Para aquellos que puedan encontrarse sumidos en la depresión, la soledad o el abandono, Jesús tiene hoy un mensaje de esperanza: Yo soy más poderoso que todo el mal que te rodea, que todos los problemas que te abruman.
No hay situación en tu vida, por más negra o siniestra que sea, en la que Jesús no pueda ayudarte. Sólo desea que te acerques a Él, que le pidas su ayuda, que lo visites en el Sagrario donde te espera. Para eso Jesús se presenta hoy como el Mesías que viene a salvar lo que estaba perdido.
Grandeza de nuestro Bautismo
Que en este día del Bautismo del Señor recordemos también nuestro propio bautismo, la grandeza del don que hemos recibido. Antes, éramos “hijos de ira” (Ef 2,3), ahora, somos hijos de Dios. Gracias a Cristo se han abierto para nosotros los Cielos, cerrados desde que Adán y Eva fueron expulsados del paraíso (Gén 3,23- 24). Gracias a Cristo somos “miembros de la familia de Dios” (Ef 2,19).
No deberíamos olvidar nunca la gratitud ni apartar de nuestro corazón el gozo ante esta realidad: “Mirad qué amor nos ha tenido el Padre para llamarnos hijos de Dios, pues ¡lo somos!” (1 Jn 3,1).

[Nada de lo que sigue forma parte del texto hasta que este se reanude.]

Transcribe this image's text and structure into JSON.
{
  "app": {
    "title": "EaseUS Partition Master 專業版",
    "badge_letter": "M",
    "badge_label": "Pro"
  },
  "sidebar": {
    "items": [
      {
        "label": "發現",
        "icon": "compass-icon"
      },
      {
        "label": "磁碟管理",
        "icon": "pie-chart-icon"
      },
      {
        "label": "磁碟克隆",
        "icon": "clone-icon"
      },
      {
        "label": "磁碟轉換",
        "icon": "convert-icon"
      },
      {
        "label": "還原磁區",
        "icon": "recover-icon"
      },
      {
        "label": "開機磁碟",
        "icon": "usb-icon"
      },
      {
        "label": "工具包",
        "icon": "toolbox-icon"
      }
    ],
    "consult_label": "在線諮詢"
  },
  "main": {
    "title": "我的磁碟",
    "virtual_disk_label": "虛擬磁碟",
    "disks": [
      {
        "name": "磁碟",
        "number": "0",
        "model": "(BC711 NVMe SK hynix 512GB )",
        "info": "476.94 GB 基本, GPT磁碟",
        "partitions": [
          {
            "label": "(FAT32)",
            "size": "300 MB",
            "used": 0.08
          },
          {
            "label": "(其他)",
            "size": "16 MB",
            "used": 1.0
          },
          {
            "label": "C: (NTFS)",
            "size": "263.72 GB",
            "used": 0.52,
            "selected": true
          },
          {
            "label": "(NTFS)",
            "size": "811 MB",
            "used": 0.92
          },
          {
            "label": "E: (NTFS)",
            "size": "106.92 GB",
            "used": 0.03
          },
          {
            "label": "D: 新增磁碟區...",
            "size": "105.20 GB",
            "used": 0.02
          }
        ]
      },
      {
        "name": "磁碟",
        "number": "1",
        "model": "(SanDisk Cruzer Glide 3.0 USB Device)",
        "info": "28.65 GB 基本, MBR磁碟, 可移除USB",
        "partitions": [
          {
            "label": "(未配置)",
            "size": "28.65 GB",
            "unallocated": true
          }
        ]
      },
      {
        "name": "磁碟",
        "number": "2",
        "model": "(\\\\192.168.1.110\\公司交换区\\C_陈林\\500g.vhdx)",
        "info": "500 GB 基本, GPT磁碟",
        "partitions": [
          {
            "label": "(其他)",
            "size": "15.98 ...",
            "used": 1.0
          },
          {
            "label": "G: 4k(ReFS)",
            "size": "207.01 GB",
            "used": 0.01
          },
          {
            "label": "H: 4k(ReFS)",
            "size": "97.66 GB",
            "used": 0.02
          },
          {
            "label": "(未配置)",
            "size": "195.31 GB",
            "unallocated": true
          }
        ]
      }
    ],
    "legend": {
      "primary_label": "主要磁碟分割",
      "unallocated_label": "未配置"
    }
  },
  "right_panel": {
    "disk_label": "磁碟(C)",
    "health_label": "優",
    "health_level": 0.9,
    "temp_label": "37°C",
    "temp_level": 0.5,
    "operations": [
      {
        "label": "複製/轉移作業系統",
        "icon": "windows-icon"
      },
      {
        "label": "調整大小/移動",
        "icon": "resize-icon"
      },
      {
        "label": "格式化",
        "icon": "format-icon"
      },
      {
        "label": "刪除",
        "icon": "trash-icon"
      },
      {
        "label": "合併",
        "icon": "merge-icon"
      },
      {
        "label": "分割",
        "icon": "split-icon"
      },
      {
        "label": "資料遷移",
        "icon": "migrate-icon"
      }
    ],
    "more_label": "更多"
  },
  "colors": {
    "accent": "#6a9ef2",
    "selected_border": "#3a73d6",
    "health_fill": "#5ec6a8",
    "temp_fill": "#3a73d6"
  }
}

Y recordemos las palabras con que nos exhortaba el Papa San León Magno: “Despojémonos del hombre viejo con todas sus obras y, ya que hemos recibido la participación de la generación de Cristo, renunciemos a las obras de la carne. Reconoce, cristiano, tu dignidad y, puesto que has sido hecho partícipe de la naturaleza divina, no pienses en volver con un comportamiento indigno a las antiguas vilezas… No olvides que fuiste liberado del poder de las tinieblas y trasladado a la luz y al reino de Dios. Gracias al sacramento del bautismo te has convertido en templo del Espíritu Santo; no se te ocurra ahuyentar con tus malas acciones a tan noble huésped, ni volver a someterte a la servidumbre del demonio: porque tu precio es la sangre de Cristo”.
Que María nos enseñe a descubrir con alegría la belleza de nuestro Bautismo, que nos ha hecho hijos de Dios, y a vivirlo con coherencia, renunciando a todo aquello que es indigno de tan gran don. Que Ella, la Madre de la esperanza, disipe nuestras dudas y angustias para poder escuchar en nuestro corazón las palabras que dirigió a San Juan Diego: “¿Qué temes, no estoy Yo aquí que soy tu Madre?”.